人家不要,那就沒有上趕着的道理,哪怕是張輔也想讓佐渡島這邊平平安安的,但正所謂過猶不及。
更何況,張輔也知道這佐渡島是屬於雲南的,而非屬於朝廷的。
“多謝英國公掛念。”錢勇和祝三鳳同時躬身。
從他們倆現在所表現出來的樣子來看,張輔還真的不敢想象,之前也是這兩個人下達了殺掉一切戰俘的決定。
哦不對,也不是一切,正所謂矮子裡面拔大個,相對強壯的都被帶上了手銬和腳鐐,在這佐渡島的礦山裡勞作。
再次看了一眼礦山那邊進進出出的人,張輔頗爲忌憚地看了一眼錢勇和祝三鳳,然後點頭示意,轉身離開。
張輔的知覺告訴他,這兩個人,以後會變得很危險。
——
今年的一切都很不尋常,從稅制開始打頭,到朱瞻壑的新武器,再到佐渡金山開始有產出,很多人都看出來了這裡面的暗潮涌動。
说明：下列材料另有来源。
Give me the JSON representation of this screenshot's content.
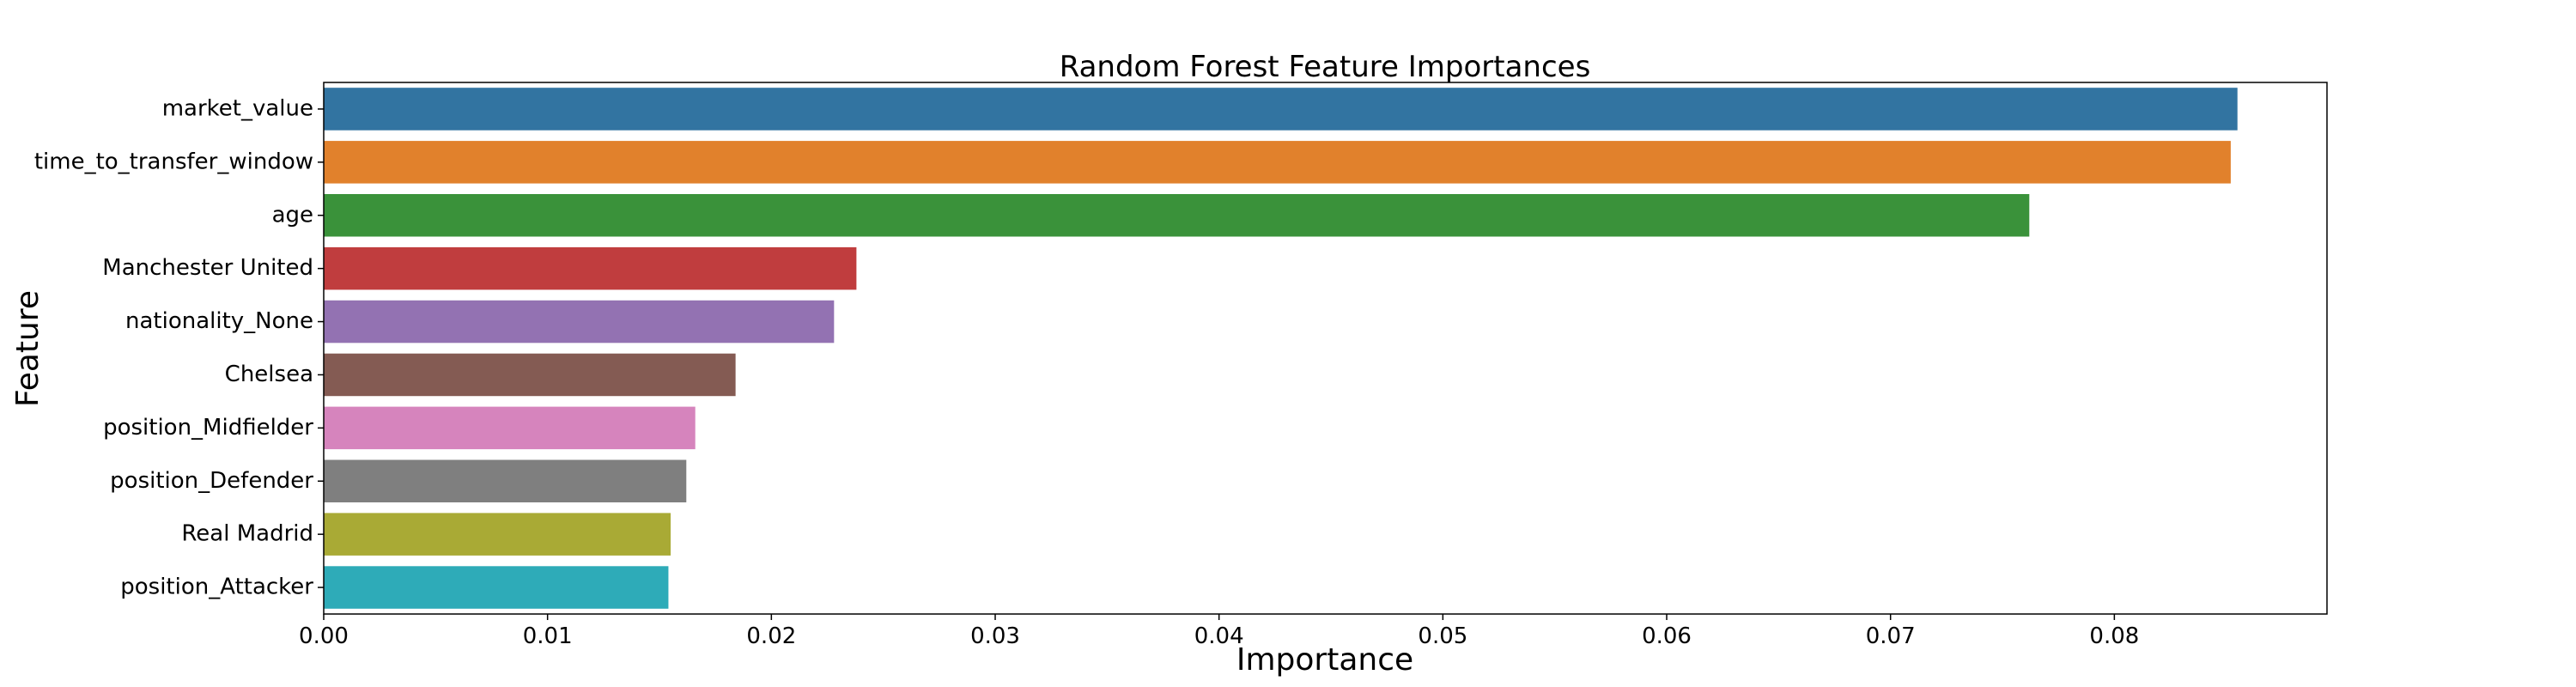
{
  "chart_data": {
    "type": "bar",
    "orientation": "horizontal",
    "title": "Random Forest Feature Importances",
    "xlabel": "Importance",
    "ylabel": "Feature",
    "xlim": [
      0,
      0.0895
    ],
    "xticks": [
      0.0,
      0.01,
      0.02,
      0.03,
      0.04,
      0.05,
      0.06,
      0.07,
      0.08
    ],
    "xtick_labels": [
      "0.00",
      "0.01",
      "0.02",
      "0.03",
      "0.04",
      "0.05",
      "0.06",
      "0.07",
      "0.08"
    ],
    "grid": false,
    "legend": "none",
    "categories": [
      "market_value",
      "time_to_transfer_window",
      "age",
      "Manchester United",
      "nationality_None",
      "Chelsea",
      "position_Midfielder",
      "position_Defender",
      "Real Madrid",
      "position_Attacker"
    ],
    "values": [
      0.0855,
      0.0852,
      0.0762,
      0.0238,
      0.0228,
      0.0184,
      0.0166,
      0.0162,
      0.0155,
      0.0154
    ],
    "colors": [
      "#3274a1",
      "#e1812c",
      "#3a923a",
      "#c03d3e",
      "#9372b2",
      "#845b53",
      "#d684bd",
      "#7f7f7f",
      "#a9aa35",
      "#2eabb8"
    ]
  }
}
而就在絕大多數的人都在靜觀其變的時候,有一個人毫無徵兆地來到了安南,讓所有人都大吃一驚。
這個人,名叫朱高熾。
……
升龍城。
朱瞻壑看着自己的大伯,滿臉都是不敢相信的表情,眼珠子都快瞪出來了。
“您……怎麼過來了?”朱瞻壑被朱高熾的到來給搞得都有些結巴了。
“怎麼了,你大伯我就不能過來?”朱高熾笑着說道。
“話說,這裡也是大明的疆域吧?”
朱瞻壑聞言,一時之間是哭笑不得。
他問的是哪個意思嗎?顯然不是!朱瞻壑可不相信自己這個大伯猜不出來自己想問的到底是什麼。
皇太子是儲君,是未來的皇帝,和皇帝一樣,太子離開京城,甚至就連離開皇宮都有很複雜的流程。
包括但不限於通知禮部,然後通知沿途的所有官員,各種規制,準備各種東西,麻煩得很。
這還沒什麼,畢竟只要準備好了就行了,但有一點是違反常規的!
老爺子當初要御駕親征,爲什麼會有那麼多的官員反對?不就是害怕出事兒嗎?
皇帝要是出了事兒,那大明就整個亂了!
朱高熾雖然不比朱棣這個皇帝,但或許也差不了太多了。
此前朱家這三兄弟就一直在爭,雖然現在老大被立爲太子了,兒子也被立爲太孫了,老二和老三也都就藩去了,可但凡是個明眼人就能看得出來現在的情勢還很嚴峻。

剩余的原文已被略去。